Sinclair Lewis's early novels were strongly influenced by Wells's realistic social novels, such as The History of Mr Polly; Lewis also named his first son Wells after the author.[139]
In an interview with The Paris Review, Vladimir Nabokov described Wells as his favourite writer when he was a boy and "a great artist."[140] He went on to cite The Passionate Friends, Ann Veronica, The Time Machine, and The Country of the Blind as superior to anything else written by Wells's British contemporaries. In an apparent allusion to Wells's socialism and political themes, Nabokov said: "His sociological cogitations can be safely ignored, of course, but his romances and fantasies are superb."[140]

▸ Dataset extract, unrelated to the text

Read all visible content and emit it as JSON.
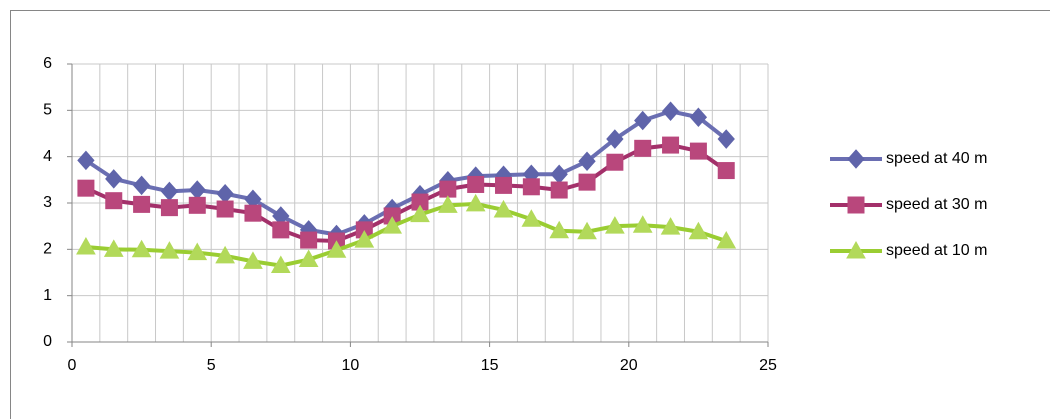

2016 illustrated postal envelope with an image from The War of the Worlds, Russian Post, commemorating the 150th anniversary of the author's birth
Jorge Luis Borges wrote many short pieces on Wells in which he demonstrates a deep familiarity with much of Wells's work.[141] While Borges wrote several critical reviews, including a mostly negative review of Wells's film Things to Come,[142] he regularly treated Wells as a canonical figure of fantastic literature. Late in his life, Borges included The Invisible Man and The Time Machine in his Prologue to a Personal Library,[143] a curated list of 100 great works of literature that he undertook at the behest of the Argentine publishing house Emecé. Canadian author Margaret Atwood read Wells' books,[74] and he also inspired writers of European speculative fiction such as Karel Čapek[138] and Yevgeny Zamyatin.[138]